Manfred Heiting Book Collection
The Anne Wilkes Tucker Photography Study Center provides storage, display, and access to exceptional holdings of photographically illustrated books acquired in 2012 from collector Manfred Heiting, whose photography collection the Museum acquired in 2002 and 2004 in a transformative enrichment of the MFAH collection. The nearly 7,500 volumes in the Manfred Heiting Book Collection complement the Museum’s photography holdings, allowing researchers to examine, side-by-side, exhibition prints by noted photographers and the reproductions in book form, which was often the artists’ desired end goal and the means by which their work was widely disseminated and gained notoriety.

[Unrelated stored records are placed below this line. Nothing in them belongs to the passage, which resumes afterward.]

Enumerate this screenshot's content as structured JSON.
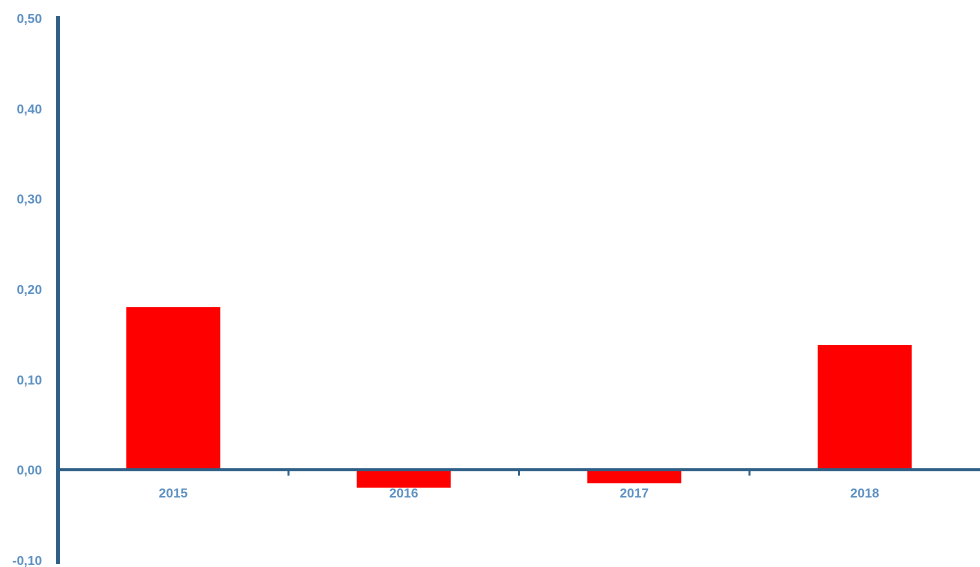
{
  "chart_data": {
    "type": "bar",
    "title": "",
    "xlabel": "",
    "ylabel": "",
    "categories": [
      "2015",
      "2016",
      "2017",
      "2018"
    ],
    "values": [
      0.18,
      -0.02,
      -0.015,
      0.138
    ],
    "ylim": [
      -0.1,
      0.5
    ],
    "yticks": [
      "0,50",
      "0,40",
      "0,30",
      "0,20",
      "0,10",
      "0,00",
      "-0,10"
    ],
    "grid": false,
    "legend": "none"
  },
  "colors": {
    "bar": "#ff0000",
    "axis": "#2e5f86",
    "tick_label": "#5b8fc2"
  }
}
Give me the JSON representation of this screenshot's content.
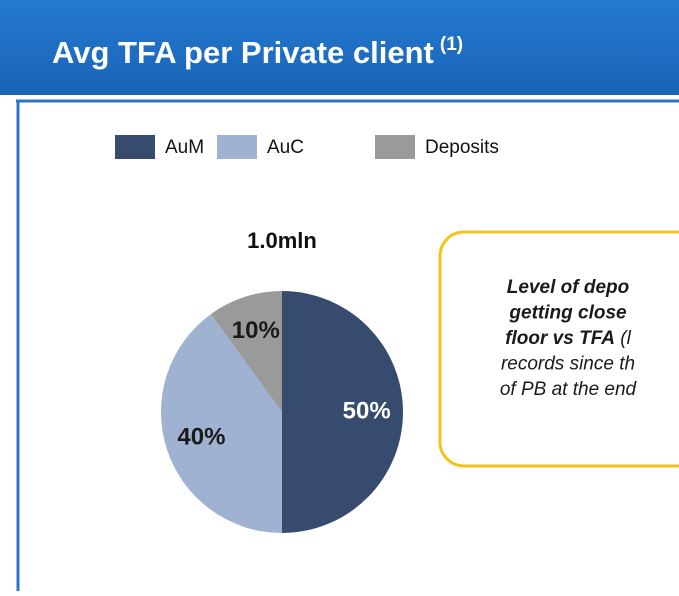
{
  "chart_data": {
    "type": "pie",
    "title": "Avg TFA per Private client",
    "title_note": "(1)",
    "subtitle": "1.0mln",
    "categories": [
      "AuM",
      "AuC",
      "Deposits"
    ],
    "values": [
      50,
      40,
      10
    ],
    "value_labels": [
      "50%",
      "40%",
      "10%"
    ],
    "colors": [
      "#364b6d",
      "#9fb2d2",
      "#9a9a9a"
    ],
    "label_colors": [
      "#ffffff",
      "#1a1a1a",
      "#1a1a1a"
    ],
    "legend": "top"
  },
  "callout": {
    "lines": [
      [
        {
          "text": "Level of depo",
          "bold": true
        }
      ],
      [
        {
          "text": "getting close",
          "bold": true
        }
      ],
      [
        {
          "text": "floor vs TFA",
          "bold": true
        },
        {
          "text": " (l",
          "bold": false
        }
      ],
      [
        {
          "text": "records since th",
          "bold": false
        }
      ],
      [
        {
          "text": "of PB at the end",
          "bold": false
        }
      ]
    ]
  }
}
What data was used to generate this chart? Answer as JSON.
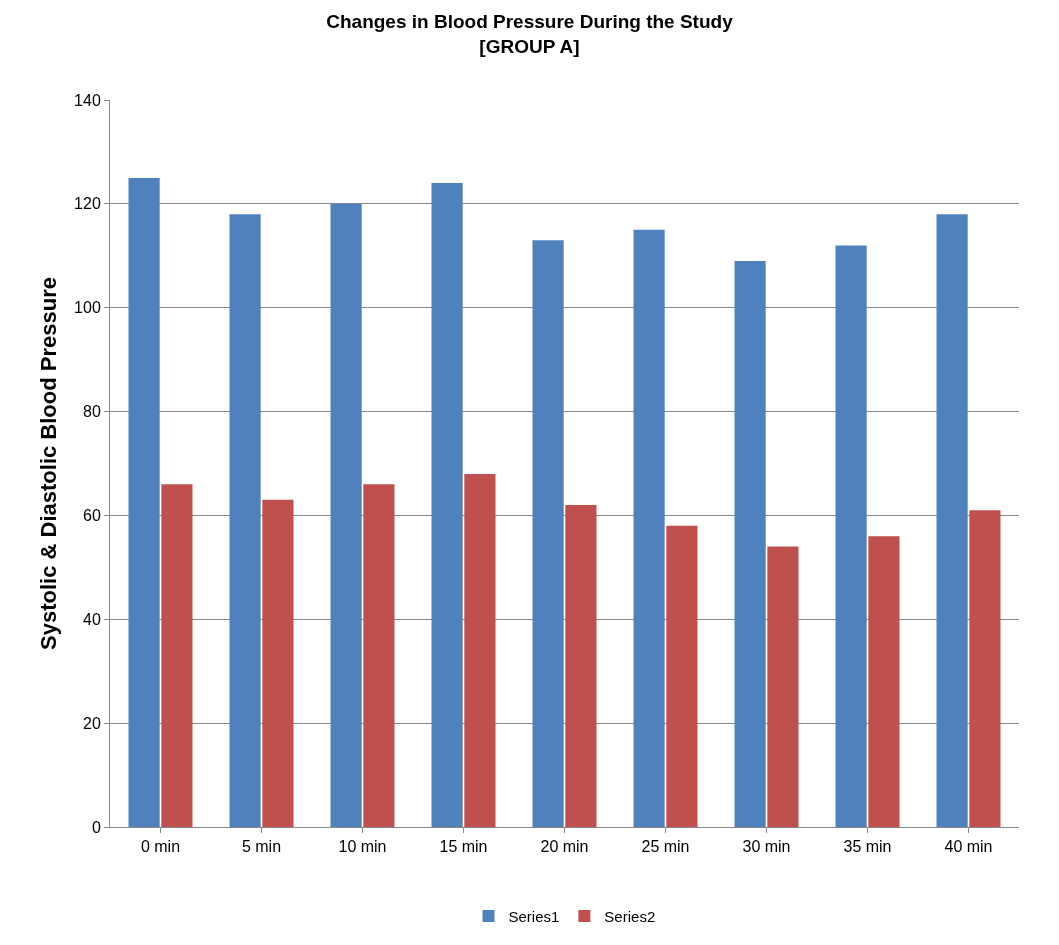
{
  "chart_data": {
    "type": "bar",
    "title": "Changes in Blood Pressure During the Study",
    "subtitle": "[GROUP A]",
    "ylabel": "Systolic & Diastolic Blood Pressure",
    "categories": [
      "0 min",
      "5 min",
      "10 min",
      "15 min",
      "20 min",
      "25 min",
      "30 min",
      "35 min",
      "40 min"
    ],
    "series": [
      {
        "name": "Series1",
        "color": "#4f81bd",
        "values": [
          125,
          118,
          120,
          124,
          113,
          115,
          109,
          112,
          118
        ]
      },
      {
        "name": "Series2",
        "color": "#c0504d",
        "values": [
          66,
          63,
          66,
          68,
          62,
          58,
          54,
          56,
          61
        ]
      }
    ],
    "ylim": [
      0,
      140
    ],
    "yticks": [
      0,
      20,
      40,
      60,
      80,
      100,
      120,
      140
    ],
    "grid": "y",
    "legend": "bottom"
  }
}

Among the treasures of the book collection are John Thomson’s Foochow and the River Min (1873); Laure Albin-Guillot’s Micrographie décorative (1931); Ansel Adams’s Sierra Nevada (1938); Soviet-era Russian photo-books, noted for their Modernist design and typography was well as their innovative photographs, including El Lissitzky’s Industriya Sotzializma (Industry of Socialism) (1935); postwar Japanese books and periodicals including Provoke (1968–70), Kikuji Kawada’s The Map (1965), and books featuring the work of Daido Moriyama, Shomei Tomatsu, Domon Ken, and Eikoh Hosoe.
Photography Study Center visitors can also consult rare books from the photography collection and the Museum’s Hirsch Library, including two recently acquired landmarks in publishing: William Henry Fox Talbot’s The Pencil of Nature (1844–46), the first commercially published book illustrated with photographs; and a complete set of Camera Work (1903–17), Alfred Stieglitz’s sumptuously produced journal with fine photogravures by Gertrude Käsebier, Edward Steichen, Paul Strand, Clarence White, and other early-20th-century photographers.